Powers Ellis also noted that competing toe-to-toe with the highly-ranked Vanderbilt and North Carolina at St. Andrews set the Irish up for spring success.
Such success materialized in the middle of March when Notre Dame turned in a fourth-place finish among a loaded Tulane Classic field.
“I think the Tulane Classic was a pretty monumental week for us,” Powers Ellis said. “We played great to start off, and we hadn't been in that position in a while, and so day two showed a little bit of those nerves and uncertainty and questioning of things. But then, halfway through that second day and into the third day, [we] definitely played a lot better. And so I think that experience really helped our team prepare for The Bruzzy.”
At The Bruzzy, which served as the team’s final regular-season event, Beaudreau broke through. After going top-five twice earlier in the spring, she won with a score of three under par, leading the Irish to place second as a team.
“Lauren has been an incredible player the last two years,” Powers Ellis said. “For her, when you're at that level, it's such small things that show up to make you feel like you're really making progress. And so she was in contention so many times and was always knocking on the door, so to get that win at The Bruzzy, it felt long overdue to us as coaches.”
It’s no secret that Beaudreau has built significantly on her win at The Bruzzy. She will compete at the NCAA Championship from May 17-22 at Omni La Costa Resort and Spa in Carlsbad, California.
Outside of contributions from Beaudreau and senior Chloe Schiavone, Notre Dame has relied largely on youth.

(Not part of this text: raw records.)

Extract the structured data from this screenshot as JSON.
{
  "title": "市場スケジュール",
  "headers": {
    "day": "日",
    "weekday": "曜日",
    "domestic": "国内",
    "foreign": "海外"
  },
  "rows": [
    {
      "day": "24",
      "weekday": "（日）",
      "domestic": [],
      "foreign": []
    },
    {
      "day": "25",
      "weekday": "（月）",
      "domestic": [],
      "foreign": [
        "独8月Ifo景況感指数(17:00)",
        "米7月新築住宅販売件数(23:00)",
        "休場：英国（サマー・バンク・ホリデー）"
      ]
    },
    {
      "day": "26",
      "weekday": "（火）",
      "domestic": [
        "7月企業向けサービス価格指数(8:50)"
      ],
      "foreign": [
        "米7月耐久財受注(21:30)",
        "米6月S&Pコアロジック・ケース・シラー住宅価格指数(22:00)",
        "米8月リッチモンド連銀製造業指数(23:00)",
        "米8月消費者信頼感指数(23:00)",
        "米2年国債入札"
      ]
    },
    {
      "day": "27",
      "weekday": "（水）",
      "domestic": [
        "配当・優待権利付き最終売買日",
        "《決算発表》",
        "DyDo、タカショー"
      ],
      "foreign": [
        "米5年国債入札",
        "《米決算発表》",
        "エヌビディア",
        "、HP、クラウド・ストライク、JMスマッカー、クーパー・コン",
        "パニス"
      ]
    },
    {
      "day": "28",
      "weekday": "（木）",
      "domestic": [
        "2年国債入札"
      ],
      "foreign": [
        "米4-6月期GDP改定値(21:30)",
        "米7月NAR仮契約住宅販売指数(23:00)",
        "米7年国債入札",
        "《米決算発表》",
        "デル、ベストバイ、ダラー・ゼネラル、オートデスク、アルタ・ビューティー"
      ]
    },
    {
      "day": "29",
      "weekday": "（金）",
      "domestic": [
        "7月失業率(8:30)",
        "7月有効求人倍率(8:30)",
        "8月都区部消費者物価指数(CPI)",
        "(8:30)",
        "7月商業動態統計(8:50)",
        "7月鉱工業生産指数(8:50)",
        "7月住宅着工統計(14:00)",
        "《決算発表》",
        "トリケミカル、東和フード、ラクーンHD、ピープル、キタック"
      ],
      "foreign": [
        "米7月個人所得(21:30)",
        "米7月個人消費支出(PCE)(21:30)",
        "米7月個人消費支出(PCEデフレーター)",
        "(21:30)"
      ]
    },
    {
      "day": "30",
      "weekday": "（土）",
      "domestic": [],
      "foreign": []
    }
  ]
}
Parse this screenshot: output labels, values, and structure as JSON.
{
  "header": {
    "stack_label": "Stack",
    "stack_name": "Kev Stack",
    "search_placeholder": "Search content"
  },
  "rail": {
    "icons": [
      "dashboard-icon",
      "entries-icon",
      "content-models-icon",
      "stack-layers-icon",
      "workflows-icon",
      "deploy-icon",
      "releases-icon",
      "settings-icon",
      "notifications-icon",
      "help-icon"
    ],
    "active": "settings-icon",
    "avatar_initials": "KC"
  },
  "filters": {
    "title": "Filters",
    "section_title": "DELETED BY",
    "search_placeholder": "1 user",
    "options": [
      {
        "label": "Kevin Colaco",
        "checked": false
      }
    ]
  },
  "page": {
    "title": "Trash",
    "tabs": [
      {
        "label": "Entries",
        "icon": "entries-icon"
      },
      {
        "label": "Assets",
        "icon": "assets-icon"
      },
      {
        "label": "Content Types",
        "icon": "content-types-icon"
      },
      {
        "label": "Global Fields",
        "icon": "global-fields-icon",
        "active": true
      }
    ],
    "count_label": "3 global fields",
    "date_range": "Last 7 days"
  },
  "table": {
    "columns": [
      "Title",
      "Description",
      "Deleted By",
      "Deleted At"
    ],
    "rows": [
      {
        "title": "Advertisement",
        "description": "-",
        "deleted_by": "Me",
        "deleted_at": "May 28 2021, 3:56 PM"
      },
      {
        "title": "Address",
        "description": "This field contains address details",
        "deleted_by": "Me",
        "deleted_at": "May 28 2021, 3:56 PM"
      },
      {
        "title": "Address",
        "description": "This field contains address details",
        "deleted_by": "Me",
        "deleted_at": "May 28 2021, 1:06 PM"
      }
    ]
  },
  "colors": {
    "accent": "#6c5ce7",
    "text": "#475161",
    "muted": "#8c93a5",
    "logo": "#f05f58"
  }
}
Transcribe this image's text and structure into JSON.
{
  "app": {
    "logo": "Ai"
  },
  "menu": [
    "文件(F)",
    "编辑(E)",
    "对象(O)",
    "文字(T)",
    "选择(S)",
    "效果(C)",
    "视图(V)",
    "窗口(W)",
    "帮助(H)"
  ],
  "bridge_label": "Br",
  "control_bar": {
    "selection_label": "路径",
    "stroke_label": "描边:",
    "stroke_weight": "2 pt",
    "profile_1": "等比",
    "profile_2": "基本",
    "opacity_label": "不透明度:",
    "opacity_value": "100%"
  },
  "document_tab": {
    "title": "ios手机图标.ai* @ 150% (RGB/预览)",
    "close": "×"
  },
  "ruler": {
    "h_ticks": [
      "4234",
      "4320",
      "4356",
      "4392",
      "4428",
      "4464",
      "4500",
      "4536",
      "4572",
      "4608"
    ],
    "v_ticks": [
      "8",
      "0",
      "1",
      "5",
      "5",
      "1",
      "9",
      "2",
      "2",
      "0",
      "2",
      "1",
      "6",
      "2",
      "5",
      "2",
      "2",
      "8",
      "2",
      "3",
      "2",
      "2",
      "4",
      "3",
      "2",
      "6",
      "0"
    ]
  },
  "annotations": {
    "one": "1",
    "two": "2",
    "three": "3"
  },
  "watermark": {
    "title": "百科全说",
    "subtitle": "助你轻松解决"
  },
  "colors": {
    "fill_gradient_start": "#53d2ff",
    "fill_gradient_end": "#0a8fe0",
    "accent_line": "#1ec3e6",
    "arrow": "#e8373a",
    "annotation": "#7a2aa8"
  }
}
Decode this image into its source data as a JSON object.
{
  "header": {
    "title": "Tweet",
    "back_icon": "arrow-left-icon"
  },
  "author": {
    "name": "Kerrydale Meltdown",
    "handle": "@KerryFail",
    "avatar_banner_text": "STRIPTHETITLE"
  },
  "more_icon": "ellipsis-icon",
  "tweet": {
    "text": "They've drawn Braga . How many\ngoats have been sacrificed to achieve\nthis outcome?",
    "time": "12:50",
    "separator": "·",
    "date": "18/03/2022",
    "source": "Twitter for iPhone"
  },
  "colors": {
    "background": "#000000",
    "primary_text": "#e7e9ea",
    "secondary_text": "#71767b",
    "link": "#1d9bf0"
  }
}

Three of the team’s seven golfers from the 2023-24 roster are freshmen, two of whom competed in the ACC Championship.
“That was the hard part of this year,” Powers Ellis said. “I thought our freshmen did pretty well this year — there's always a learning curve of getting used to college golf and everything that goes along with it, and I think, especially for all of them coming from warmer areas, it was a little bit of a transition to get used to indoor training [and] how to translate that onto the golf course.”
Powers Ellis also expressed plenty of hope and excitement for her young golfers and their next steps. With four more freshmen set to join the program in the offseason, she and the Irish approach the 2024-25 season with development in higher demand.